Thought for the day:

Men, it has been well said, think in herds; it will be seen that they go mad in herds, while they only recover their senses slowly, and one by one.

–Charles Mackay, Extraordinary Popular Delusions and the Madness of Crowds (Farrar, Straus & Giroux, New York, n.d.)

This day in financial history:

1867: U.S. Secretary of State William H. Seward agrees to purchase the Alaskan territories from Russia for $7 million -- a price so preposterous that newspapers around the country immediately tag the deal "Seward's Folly" and christen Alaska "the polar bear garden."
Source: http://lcweb2.loc.gov/ammem/today/mar30.html

1998: The bull market officially kills its last remaining brain cells as The Wall Street Journal prints an Op-Ed article by journalist James Glassman and economist Kevin Hassett entitled "Are Stocks Overvalued? Not a Chance." Glassman and Hassett, declaring that stocks are risk-free, show that they themselves are commonsense-free. Since stocks have "always" beaten bonds over 20-year holding periods in the past, Glassman and Hassett conclude that they always will in the future. Therefore, stocks should trade at a price-earnings ratio of around 100 -- meaning that "the stock market is undervalued by a factor of four" and the Dow should be at around 36,000. The rest of 1998 and 1999 make Glassman and Hassett seem right. Then comes 2000-2002, the worst bear market in a generation, and stocks lose 38% of their value.
Source: The Wall Street Journal, March 30, 1998, p. A17.
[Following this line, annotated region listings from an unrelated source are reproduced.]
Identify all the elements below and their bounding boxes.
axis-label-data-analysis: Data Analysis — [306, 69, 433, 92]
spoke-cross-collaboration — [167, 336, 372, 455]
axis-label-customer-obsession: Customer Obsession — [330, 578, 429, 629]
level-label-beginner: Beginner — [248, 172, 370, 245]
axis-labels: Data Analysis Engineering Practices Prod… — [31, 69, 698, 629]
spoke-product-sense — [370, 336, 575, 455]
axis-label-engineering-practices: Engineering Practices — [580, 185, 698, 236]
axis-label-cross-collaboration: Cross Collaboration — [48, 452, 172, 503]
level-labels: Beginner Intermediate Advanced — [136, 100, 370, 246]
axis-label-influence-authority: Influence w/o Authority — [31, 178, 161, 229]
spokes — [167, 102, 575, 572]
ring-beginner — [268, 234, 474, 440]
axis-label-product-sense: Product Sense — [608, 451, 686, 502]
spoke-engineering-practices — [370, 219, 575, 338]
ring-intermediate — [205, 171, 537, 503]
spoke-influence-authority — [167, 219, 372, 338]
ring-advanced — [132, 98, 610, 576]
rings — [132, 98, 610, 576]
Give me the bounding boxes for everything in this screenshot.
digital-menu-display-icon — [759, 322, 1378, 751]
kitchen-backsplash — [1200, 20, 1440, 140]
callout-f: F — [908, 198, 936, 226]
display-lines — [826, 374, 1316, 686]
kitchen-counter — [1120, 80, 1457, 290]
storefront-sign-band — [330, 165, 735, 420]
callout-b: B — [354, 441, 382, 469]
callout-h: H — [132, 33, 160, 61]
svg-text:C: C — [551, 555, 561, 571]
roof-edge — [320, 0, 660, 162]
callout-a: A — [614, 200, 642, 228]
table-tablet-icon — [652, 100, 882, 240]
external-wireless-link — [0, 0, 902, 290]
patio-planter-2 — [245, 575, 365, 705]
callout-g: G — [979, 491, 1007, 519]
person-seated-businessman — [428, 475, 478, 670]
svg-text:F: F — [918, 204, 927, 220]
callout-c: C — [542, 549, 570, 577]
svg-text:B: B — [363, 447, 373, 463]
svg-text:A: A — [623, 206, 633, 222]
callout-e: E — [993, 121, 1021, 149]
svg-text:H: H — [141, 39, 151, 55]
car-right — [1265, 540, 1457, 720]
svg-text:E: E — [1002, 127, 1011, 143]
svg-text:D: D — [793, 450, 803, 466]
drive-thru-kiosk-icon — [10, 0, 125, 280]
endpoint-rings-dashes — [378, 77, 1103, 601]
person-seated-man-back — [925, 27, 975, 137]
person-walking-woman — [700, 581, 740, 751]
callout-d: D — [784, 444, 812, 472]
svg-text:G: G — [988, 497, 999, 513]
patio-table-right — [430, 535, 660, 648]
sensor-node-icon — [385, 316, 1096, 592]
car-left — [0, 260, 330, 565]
1999: Priceline.com goes public in one of the hottest initial offerings ever: priced at $16, the shares open at $26.625 and close the day at $69, a first-day return of 331% (for those lucky few who could get in at the offering price). Exactly a month later, the stock will hit $162.375 -- but a mere year-and-a-half after the IPO, Priceline.com is trading at less than $5 per share.